At the bottom of the J Pay website were the usual social media buttons—“Like us on Facebook!” they implored. Right! As if J Pay is some sort of uber cool product I want to give free PR.

Outed

ANNE

In a previous post I mentioned that Richard Branson, the British airline and media tycoon, has taken on US prison reform as a pet cause. He (one of his PR people, I’m sure) has a blog about it, so I posted a comment thanking him and pointing him to Vince’s and my blog in case he wanted a firsthand account of what prison life is like.

I happened to go to Linked In about 15 minutes later, and there was my comment to Richard Branson, complete with the photo of me with my jailbird son! Linked In? Not exactly the social network I would choose to share such a thing with! I zapped the post.

Little did I know that, during those 15 minutes, a coworker had seen the post and not only shared it on her Linked In page but also on Facebook. She is a super outgoing person; one of those people who has exceeded her maximum number of connections on Linked In. I’m not Facebook friends with coworkers, so I don’t know how many Facebook friends she has, but I think it’s a safe bet that they number in the thousands.

And she is Facebook friends with coworkers. So at work on Monday, coworkers started emailing me and stopping by my cube to say they’d read the blog—including my boss.

All of their feedback has been positive and supportive, and several have confided that they have a brother or son or someone in prison, too.

I figure that for every person who has talked to me about it, there are 2-3 others out there who have seen the blog and for one reason or other are not going to let on that they’ve read it.

I checked the blog stats for the first time ever, and saw a gigantic spike over the weekend. Vince and I had been building a steady readership in the dozens, and suddenly —Kaboom!—there were thousands.
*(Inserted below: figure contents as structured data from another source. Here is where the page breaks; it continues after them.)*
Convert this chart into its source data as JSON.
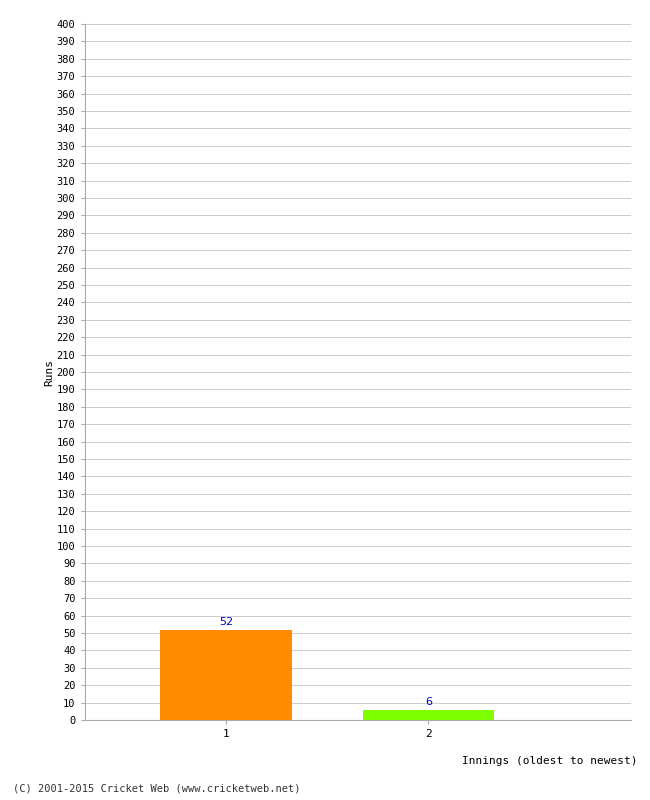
{
  "categories": [
    "1",
    "2"
  ],
  "values": [
    52,
    6
  ],
  "bar_colors": [
    "#ff8c00",
    "#7fff00"
  ],
  "ylabel": "Runs",
  "xlabel": "Innings (oldest to newest)",
  "ylim": [
    0,
    400
  ],
  "value_label_color": "#0000cc",
  "footer": "(C) 2001-2015 Cricket Web (www.cricketweb.net)",
  "background_color": "#ffffff",
  "grid_color": "#cccccc",
  "bar_width": 0.65,
  "x_positions": [
    1,
    2
  ],
  "xlim": [
    0.3,
    3.0
  ]
}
And because my coworker and I work for an international organization, Vince and I now have double digit readership in Armenia, the UK, Australia, Senegal, and Kenya.

I loved knowing that strangers in Armenia were reading the blog, but it turned my stomach to think about certain family members reading it.
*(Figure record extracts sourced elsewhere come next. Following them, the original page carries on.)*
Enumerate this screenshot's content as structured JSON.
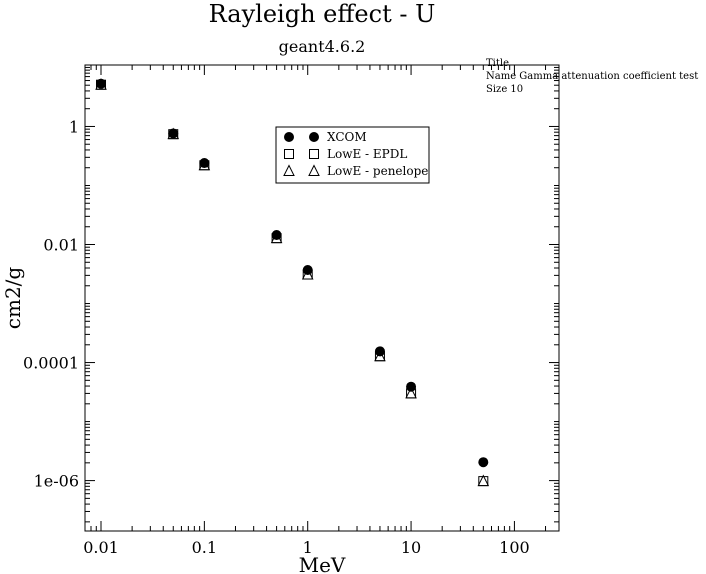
{
  "chart_data": {
    "type": "scatter",
    "title": "Rayleigh effect - U",
    "subtitle": "geant4.6.2",
    "xlabel": "MeV",
    "ylabel": "cm2/g",
    "xscale": "log",
    "yscale": "log",
    "xlim": [
      0.007,
      270
    ],
    "ylim": [
      1.4e-07,
      11
    ],
    "xticks": [
      {
        "value": 0.01,
        "label": "0.01"
      },
      {
        "value": 0.1,
        "label": "0.1"
      },
      {
        "value": 1,
        "label": "1"
      },
      {
        "value": 10,
        "label": "10"
      },
      {
        "value": 100,
        "label": "100"
      }
    ],
    "yticks": [
      {
        "value": 1,
        "label": "1"
      },
      {
        "value": 0.01,
        "label": "0.01"
      },
      {
        "value": 0.0001,
        "label": "0.0001"
      },
      {
        "value": 1e-06,
        "label": "1e-06"
      }
    ],
    "legend_position": "upper-center",
    "series": [
      {
        "name": "XCOM",
        "marker": "circle-filled",
        "x": [
          0.01,
          0.05,
          0.1,
          0.5,
          1,
          5,
          10,
          50
        ],
        "y": [
          5.3,
          0.76,
          0.24,
          0.0145,
          0.0037,
          0.000155,
          3.9e-05,
          2.05e-06
        ]
      },
      {
        "name": "LowE - EPDL",
        "marker": "square-open",
        "x": [
          0.01,
          0.05,
          0.1,
          0.5,
          1,
          5,
          10,
          50
        ],
        "y": [
          5.1,
          0.74,
          0.22,
          0.0128,
          0.0031,
          0.000128,
          3e-05,
          9.8e-07
        ]
      },
      {
        "name": "LowE - penelope",
        "marker": "triangle-open",
        "x": [
          0.01,
          0.05,
          0.1,
          0.5,
          1,
          5,
          10,
          50
        ],
        "y": [
          5.1,
          0.74,
          0.22,
          0.0128,
          0.0031,
          0.000128,
          3e-05,
          9.8e-07
        ]
      }
    ],
    "info_box": {
      "title": "Title",
      "name": "Name  Gamma attenuation coefficient test",
      "size": "Size  10"
    }
  }
}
I talked to a friend whose son has also been in prison. She reminded me that the whole point of the blog is to fight the shame and silence around imprisonment and addiction.
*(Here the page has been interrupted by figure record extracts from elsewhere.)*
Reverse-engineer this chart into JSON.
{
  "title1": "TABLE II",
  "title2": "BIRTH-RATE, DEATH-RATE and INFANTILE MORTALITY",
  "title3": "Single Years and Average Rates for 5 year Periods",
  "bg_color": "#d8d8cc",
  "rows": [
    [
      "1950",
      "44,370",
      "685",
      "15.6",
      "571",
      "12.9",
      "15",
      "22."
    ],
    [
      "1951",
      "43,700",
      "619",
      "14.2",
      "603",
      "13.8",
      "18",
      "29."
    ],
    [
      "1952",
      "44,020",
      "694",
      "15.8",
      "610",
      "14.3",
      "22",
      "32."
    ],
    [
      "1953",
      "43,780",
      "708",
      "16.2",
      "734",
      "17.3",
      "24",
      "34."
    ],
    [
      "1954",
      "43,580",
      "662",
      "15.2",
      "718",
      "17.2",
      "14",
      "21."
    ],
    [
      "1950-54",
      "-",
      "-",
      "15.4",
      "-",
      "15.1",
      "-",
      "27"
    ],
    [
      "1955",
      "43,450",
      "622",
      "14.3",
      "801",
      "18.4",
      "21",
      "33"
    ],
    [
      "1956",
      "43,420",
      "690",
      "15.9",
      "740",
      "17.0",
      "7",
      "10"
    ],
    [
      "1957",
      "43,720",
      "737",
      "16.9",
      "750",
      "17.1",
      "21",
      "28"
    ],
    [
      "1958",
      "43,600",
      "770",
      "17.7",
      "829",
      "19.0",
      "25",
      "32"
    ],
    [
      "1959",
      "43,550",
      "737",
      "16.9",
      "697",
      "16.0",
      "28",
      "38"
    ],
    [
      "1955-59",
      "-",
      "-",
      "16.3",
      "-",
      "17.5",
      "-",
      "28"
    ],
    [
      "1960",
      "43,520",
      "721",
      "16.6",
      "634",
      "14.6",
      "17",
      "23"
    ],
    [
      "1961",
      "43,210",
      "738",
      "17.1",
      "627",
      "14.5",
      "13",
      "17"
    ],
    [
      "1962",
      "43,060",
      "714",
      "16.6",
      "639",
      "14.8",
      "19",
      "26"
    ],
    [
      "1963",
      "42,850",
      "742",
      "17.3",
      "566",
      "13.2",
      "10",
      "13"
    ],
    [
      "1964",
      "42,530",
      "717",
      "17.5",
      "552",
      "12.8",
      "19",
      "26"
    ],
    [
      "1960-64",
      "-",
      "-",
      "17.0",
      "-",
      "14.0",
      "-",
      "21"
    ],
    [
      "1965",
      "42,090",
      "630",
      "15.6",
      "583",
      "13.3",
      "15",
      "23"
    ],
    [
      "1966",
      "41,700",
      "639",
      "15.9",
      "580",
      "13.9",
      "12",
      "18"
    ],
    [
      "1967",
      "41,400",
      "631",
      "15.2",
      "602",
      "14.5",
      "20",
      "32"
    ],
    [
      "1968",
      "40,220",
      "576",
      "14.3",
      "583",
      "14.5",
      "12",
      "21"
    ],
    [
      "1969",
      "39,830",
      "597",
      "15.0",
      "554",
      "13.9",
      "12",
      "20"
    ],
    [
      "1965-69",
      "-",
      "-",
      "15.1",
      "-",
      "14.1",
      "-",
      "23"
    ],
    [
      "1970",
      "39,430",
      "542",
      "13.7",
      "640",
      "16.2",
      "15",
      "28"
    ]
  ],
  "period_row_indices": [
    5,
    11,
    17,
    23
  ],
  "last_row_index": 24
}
I kept getting overwhelmingly positive feedback. I talked it over with Vince, and he said, “Go for it, Mom. Post it on my Facebook page.” I was okay with that. Then he said, “But you have to post it on yours, too.”

Gulp. It felt like the right thing to do, but also scary. I called my mom to tell her she would see a photo of Vince and me on Facebook, and that the blog it led to contained swear words and unpleasant things. I don’t think she really understood what it was all about but at least she wouldn’t be taken by surprise. My sister already knew Vince and I were blogging because I’d shown her the first post where I mention she has cancer and had asked her if it was ok to publish. I called my cousin and my brother, who both said, “Just go for it.”

I unfriended some people who weren’t really friends, then hit the plunger.

Vince and I don’t have that many FB friends but my niece, for instance, has nearly a thousand and she shared the link immediately, as did a few other people. When I got up the next morning, there were dozens of comments and also texts, emails, and phone messages. The most common themes have been: 1) this is courageous; 2) it’s refreshing to read someone being “real” online; 3) you have important stories to tell; and 4) you made me cry and you made me laugh out loud.

Mission accomplished! Now all we need is a corporate sponsor so I can quit my job and work on this full time. I have a feeling it’s not gonna be Bob Barker, Inc.